At FTW we are used to hearing people exclaim “Shakespeare? For children! How does that go down?” It’s a joy to be able to reply “Brilliantly actually, because it’s just another story to them.” Then inevitably we hear “But the language, what about the language?” And that is where the conversation stops because the willingness to hear the answer, which in turn might possibly destroy a long held opinion, is lost. Perhaps we are inspired by our name, FINDING THE WILL, or perhaps we are just fed up with being ignored, but one of the ongoing challenges of the new term is to open up the minds of teachers, parents and students alike and convince them that Shakespeare is not just about Olde English language, but issues that resonate (sometimes all too pertinently) today. But let’s deal with the language first.  Yes it is “old fashioned” – it is four hundred years old!  In four hundred years time the language we speak today will also be considered “difficult to understand”.  Think back over the last thirty years and how language has developed.  If something is ‘wicked’ it is not necessarily evil anymore; being ‘gay’ does not automatically mean you are happy and of course being ‘cool’ is no longer merely a reference to your temperature.  In the twenty first century we are also at the mercy of ‘text speak’ – CUL8R etc.  Imagine trying to get to grips with that in 2419? 

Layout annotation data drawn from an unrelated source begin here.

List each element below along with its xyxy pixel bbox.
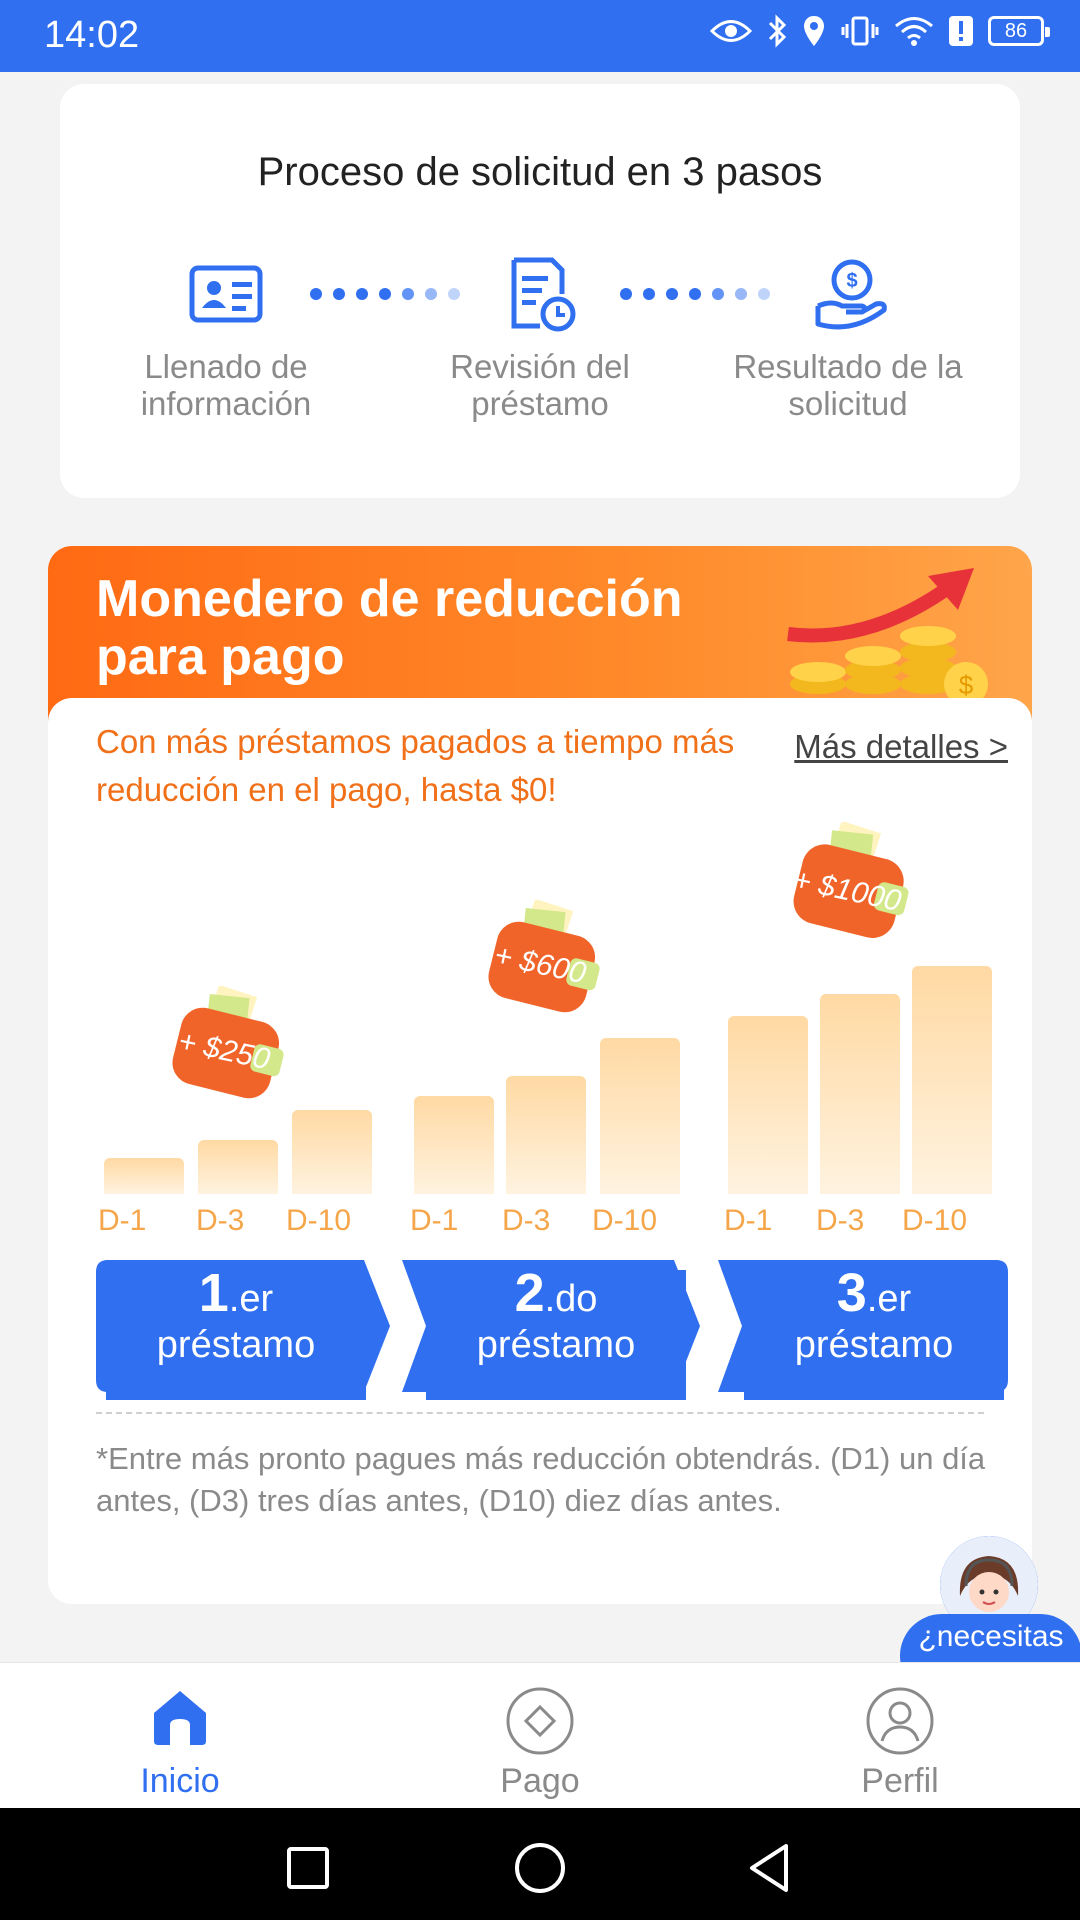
- bar-label: D-10: [902, 1204, 968, 1237]
- bar-loan3-d3: [820, 994, 900, 1194]
- recent-apps-icon[interactable]: [286, 1846, 330, 1890]
- application-steps-card: Proceso de solicitud en 3 pasos $ Llenad…: [60, 84, 1020, 498]
- bar-label: D-10: [592, 1204, 658, 1237]
- bar-label: D-3: [502, 1204, 551, 1237]
- wallet-600: + $600: [484, 900, 608, 1020]
- footnote: *Entre más pronto pagues más reducción o…: [96, 1441, 986, 1518]
- status-icons: 86: [710, 14, 1050, 48]
- bar-loan3-d10: [912, 966, 992, 1194]
- nav-item-inicio[interactable]: Inicio: [80, 1685, 280, 1801]
- bar-loan1-d3: [198, 1140, 278, 1194]
- home-icon: [154, 1691, 206, 1745]
- step-label-result: Resultado de la solicitud: [733, 348, 963, 422]
- hand-coin-icon: $: [815, 259, 887, 330]
- rising-coins-icon: $: [787, 568, 988, 704]
- bar-loan2-d1: [414, 1096, 494, 1194]
- step-connector: [620, 288, 770, 300]
- loan-step-2: 2.do préstamo: [426, 1266, 686, 1400]
- bar-label: D-10: [286, 1204, 352, 1237]
- loan-steps: 1.er préstamo 2.do préstamo 3.er préstam…: [96, 1260, 1008, 1400]
- payment-icon: [506, 1687, 574, 1755]
- nav-label: Inicio: [140, 1762, 220, 1800]
- svg-text:$: $: [959, 670, 974, 700]
- wallet-1000: + $1000: [788, 822, 918, 946]
- bar-label: D-1: [410, 1204, 459, 1237]
- battery-indicator: 86: [988, 16, 1050, 46]
- id-card-icon: [189, 265, 263, 323]
- bar-label: D-1: [724, 1204, 773, 1237]
- bar-label: D-1: [98, 1204, 147, 1237]
- profile-icon: [866, 1687, 934, 1755]
- loan-step-1: 1.er préstamo: [106, 1266, 366, 1400]
- divider: [96, 1412, 984, 1414]
- eye-icon: [710, 20, 752, 42]
- loan-label: préstamo: [794, 1324, 954, 1366]
- bar-loan2-d10: [600, 1038, 680, 1194]
- loan-suffix: .er: [866, 1278, 912, 1320]
- loan-number: 3: [836, 1263, 867, 1323]
- wifi-icon: [895, 17, 933, 46]
- reduction-wallet-card: Monedero de reducción para pago $ Con má…: [48, 546, 1032, 1604]
- nav-item-perfil[interactable]: Perfil: [800, 1685, 1000, 1801]
- vibrate-icon: [841, 16, 879, 46]
- bar-loan1-d10: [292, 1110, 372, 1194]
- nav-label: Perfil: [861, 1762, 939, 1800]
- bar-loan1-d1: [104, 1158, 184, 1194]
- document-clock-icon: [511, 257, 576, 332]
- bluetooth-icon: [768, 14, 787, 48]
- status-bar: 14:02 86: [0, 0, 1080, 72]
- bar-label: D-3: [196, 1204, 245, 1237]
- bar-labels: D-1 D-3 D-10 D-1 D-3 D-10 D-1 D-3 D-10: [48, 1204, 1032, 1244]
- bar-loan3-d1: [728, 1016, 808, 1194]
- promo-title: Monedero de reducción para pago: [96, 570, 683, 686]
- nav-label: Pago: [500, 1762, 580, 1800]
- back-icon[interactable]: [746, 1842, 792, 1894]
- bar-loan2-d3: [506, 1076, 586, 1194]
- location-icon: [804, 16, 824, 46]
- step-connector: [310, 288, 460, 300]
- loan-label: préstamo: [156, 1324, 316, 1366]
- home-button-icon[interactable]: [514, 1842, 566, 1894]
- step-label-info: Llenado de información: [140, 348, 312, 422]
- step-label-review: Revisión del préstamo: [450, 348, 630, 422]
- loan-suffix: .er: [228, 1278, 274, 1320]
- nav-item-pago[interactable]: Pago: [440, 1685, 640, 1801]
- bar-label: D-3: [816, 1204, 865, 1237]
- alert-icon: [949, 16, 973, 46]
- steps-title: Proceso de solicitud en 3 pasos: [257, 150, 823, 194]
- loan-number: 2: [514, 1263, 545, 1323]
- loan-number: 1: [198, 1263, 229, 1323]
- promo-description: Con más préstamos pagados a tiempo más r…: [96, 723, 735, 808]
- wallet-250: + $250: [168, 986, 292, 1106]
- svg-text:$: $: [846, 270, 857, 292]
- loan-suffix: .do: [544, 1278, 598, 1320]
- system-navigation-bar: [0, 1808, 1080, 1920]
- bottom-navigation: Inicio Pago Perfil: [0, 1662, 1080, 1809]
- loan-step-3: 3.er préstamo: [744, 1266, 1004, 1400]
- loan-label: préstamo: [476, 1324, 636, 1366]
- status-time: 14:02: [44, 14, 140, 56]
- more-details-link[interactable]: Más detalles >: [794, 728, 1008, 766]
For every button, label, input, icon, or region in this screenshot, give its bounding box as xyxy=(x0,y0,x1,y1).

So if we can get past the language being a bit weird, what else is there to be afraid of? The stories are all based on the same themes: love, hate, betrayal, misunderstandings, ambition, jealousy and intrigue. Kind of ‘Eastenders’ 400 years ago actually. OK, it’s a fair cop, if I’m being totally honest I only realised this once I started to work on Shakespeare plays as an actor myself. Until that point I was scared of it too. I had those same thoughts of being inadequate and not brainy enough to understand it. Luckily my mind was opened up by another actor, who told me the language was strange simply because it was not the way we speak any more, and also contained some jokes and words that were fashionable 400 years ago. “You don’t have to understand every individual word, it doesn’t matter, as long as you have the sense of what you are saying.” And, in essence, that is how I enjoy watching 21st Century TV shows like Dr Who – clueless most of the time about what is being said, but completely understand the jeopardy and highs and lows of the story. My guess is that most of the actors in Dr Who are also in the dark about what every word they are saying means. But they successfully convey the meaning and allow us to enjoy the story, the characters and the themes nonetheless. Thus our minds are opened up and we open those of others.

Where to next?

So as we start the Autumn term what do we have coming up at FINDING THE WILL. Well there are Interactive workshops on Hamlet, Macbeth and The Tempest at schools in Oxfordshire, Slough, Manchester and Yorkshire – three of which are new schools to us. Happy days! We have the great opportunity to open up the minds of more children, teachers and governors to the benefits of using drama and literacy to help increase self-esteem, confidence, creativity, concentration and listening skills. All this as well as removing the fear of learning Shakespeare.

And finally, for the adults and older students, I’m doing a last minute performance of ‘The Queen’s Speech‘ (very topical!) at Huntingdon Hall, Worcester on 27 September. It is the dessert, so to speak, after the main course of ‘The Tempest‘ which is being performed from 24-28 September. This one woman show follows Miranda, Prospero’s daughter, 35 years after the end of the original Shakespeare play. She is now Queen of Naples but things are not quite what they seem (and neither is she!).

The Queen's Speech
Jules Hobbs as Miranda in ‘The Queen’s Speech’

So lots of new challenges in the coming academic year on all fronts. Let’s all hold our nerve (possibly not our breath), keep everything crossed and hope for less intransigence and more open mindedness in the months to come.

Breathe everybody – we could be in for a bumpy ride!